The Tunnel (A Danny Katz Thriller)

Image of The Tunnel (A Danny Katz Thriller, 2)
Release Date: 
June 5, 2017
Publisher/Imprint: 
Quercus
Pages: 
336
Reviewed by: 

suspenseful, gritty, well plotted and written, but not a pleasant book to read. . . . ultra-realistic crime fiction.”

If Hieronymus Bosch had been a writer instead of a painter this is the novel he might have written. The Tunnel by Carl-Johan Vallgren rips away the façade of civilized behavior to reveal the foul underbelly of Swedish society. Whereas Bosch painted demons torturing sinning humans, Carl-Johan Vallgren reveals man as the demons torturing the often innocent human beings as he paints a picture in words of drug cartels, human trafficking, murder, money laundering, and unspeakable pornography.

Former military intelligence officer, as well as former heroin addict, Danny Katz is now a private investigator who, in addition to his linguistic gifts, is also a skilled computer hacker. He is an anti-hero who is not above a little breaking and entering, lying, and violence if the circumstances call for his extra-legal talents.

When Danny finds his former friend and drug dealer Ramon dead of a supposed drug overdose, and his girlfriend Jenny gone, Danny is suspicious. “Ramon is too experiences to overdose.” There is another anomaly: “If Ramon was left-handed, the syringe had been in the wrong arm.”

Ramon had recently come into money, enough to brag of setting up his own distribution network, but there is no money found at the crime scene. Besides, where would a junkie whose heroin habit has left him emaciated and barely able to function get the money to invest in a drug network? And where was Jenny? How has she disappeared so completely? There is no trace of her as the various homeless shelters, and the street prostitutes, particularly one named Mona, claim not to have seen her.

Danny contacts Eva Westin, a former addict friend, now clean and a prosecutor, to ask about police reports and Ramon’s autopsy. Ramon’s has been dismissed as just another junkie death, with no testing of the strength of the heroin that killed him and a minimal autopsy. One oddity is the fact that the only mentions of Ramon in the police data base are cases from ten years ago. Danny is surprised. “Ramon had been dealing; there should have been something on him fairly recently.”

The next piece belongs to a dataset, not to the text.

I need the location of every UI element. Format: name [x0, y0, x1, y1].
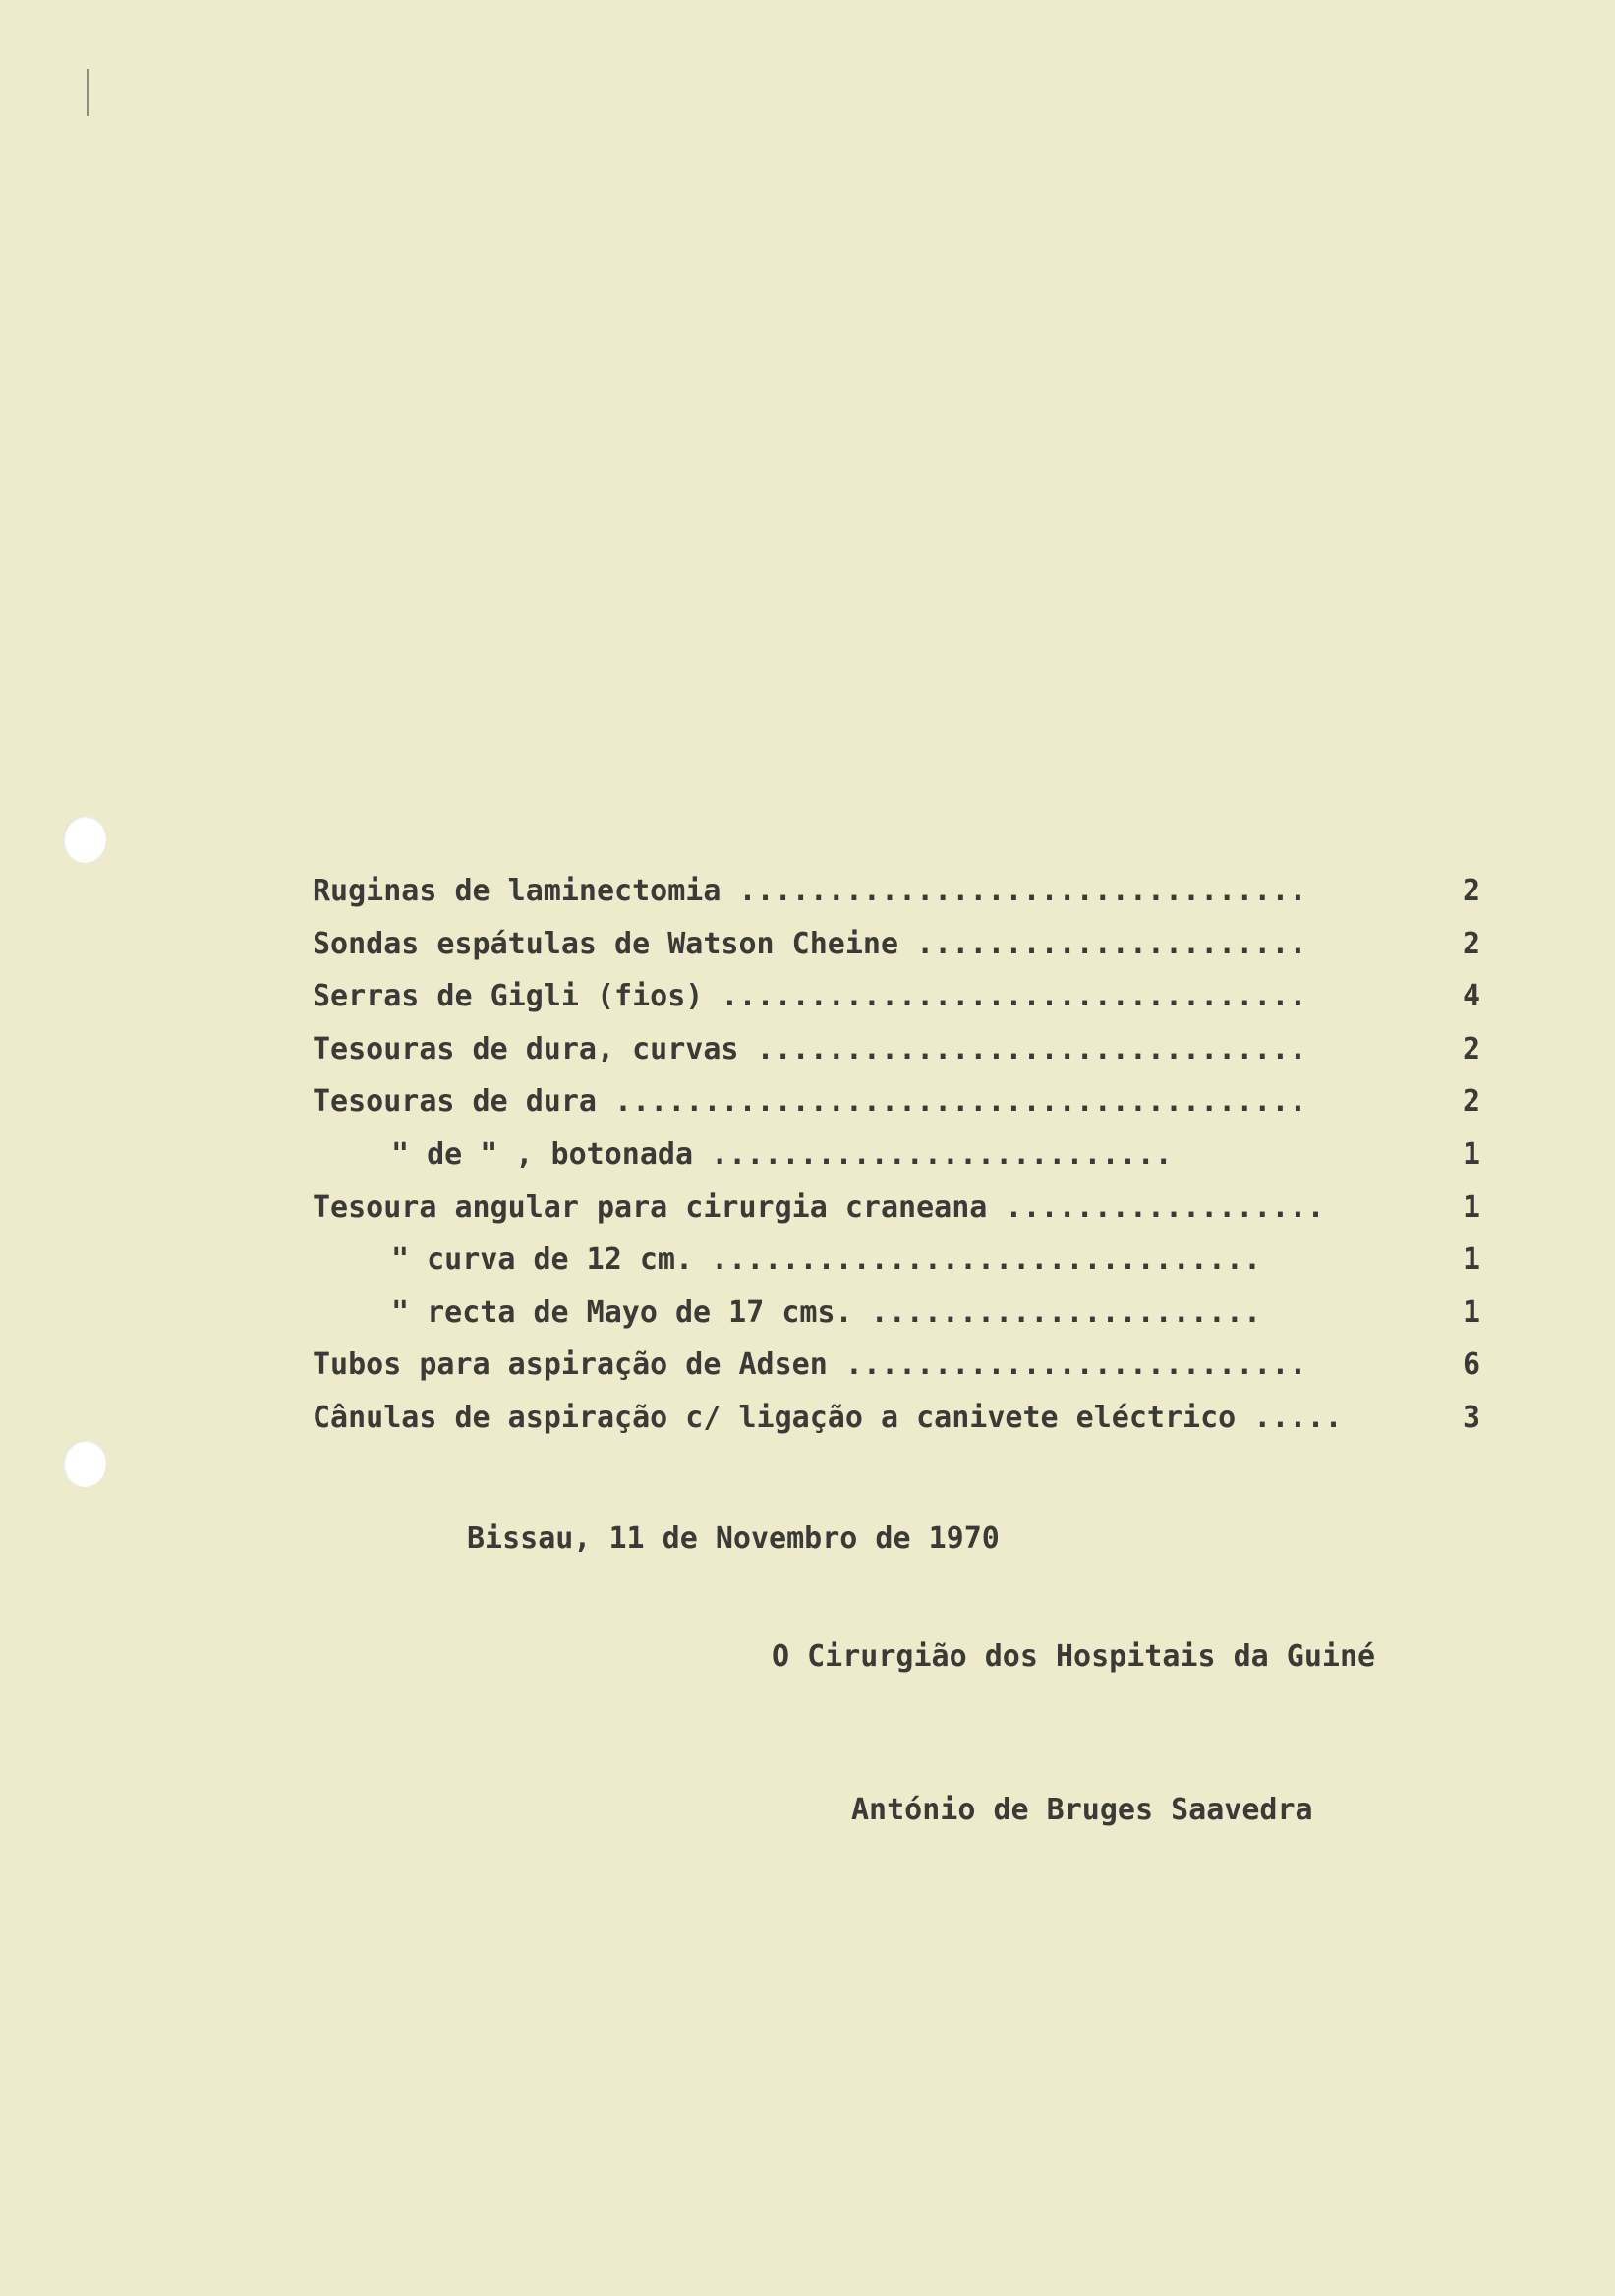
- item-name: Tesouras de dura .......................................: [313, 1084, 1307, 1119]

In his search for Jenny, Danny finds a singularly disgusting pornographic DVD in a sex shop that features Jenny as the main act—or rather the object of the film. Danny tracks down the producer who made the film, but a muscle-bound guard warns him off. “And a piece of advice, with best intentions: it’s a bad idea to ask after people in this branch. Some of them can be awfully touchy.”

A major subplot in The Tunnel is a botched armed robbery of an armored truck. A man named Jorma, also a former friend of Danny but one who avoided drugs, organizes the armed robbery although he is very reluctant to do so. His is retired, but bored, and his friend Zoran is desperate for money and needs Jorma’s criminal expertise. The middleman, a person who learns of a possible job and passes along the information to the actual doer in exchange for a percentage of the take, assures Jorma and Zoran that the armored truck robbery is trouble free.

It is not. The police ambush the robbers, capture three, and send Jorma and Zoran on the run. Zoran is killed by a man in bulletproof armor and a mask; Zoran is unarmed, so his death is a deliberate murder. Jorma escapes, now certain that the armed robbery was a setup, a deliberate scam; someone tipped off the police, but why? Jorma goes after the middleman, Hillstrom; he will either tell Jorma what he knows or Jorma will kill him . . . slowly.

Another thread to the plot is Eva Westin’s sex addiction. Divorced and denied custody of her two children—she admits she is a distracted and inattentive mother—Eva picks up men for casual sex. Her attraction to her current boss leads to an assignation in his apartment. It is a delightful encounter, but Eva’s snooping when her boss goes to buy breakfast leads to a discovery that reveals to Eva how her poor judgment about men is even worse than she thought.

Danny’s search for Jenny, Jorma’s single-minded search for the reason behind the botched armored truck robbery, and Eva’s ultimate planned fate by her boss are skillfully woven together in a climax that leaves one breathless. Except that climax isn’t the final chapter of a suspenseful novel. The twist that ends the book is unexpected unless one is extraordinarily clever at picking up subtle psychological clues.

The Tunnel by Carl-Johan Vallgren is suspenseful, gritty, well plotted and written, but not a pleasant book to read. The number of foul characters engaged in foul acts would certainly keep Bosch’s demons busy for eternity. It is recommended for those with a preference for ultra-realistic crime fiction.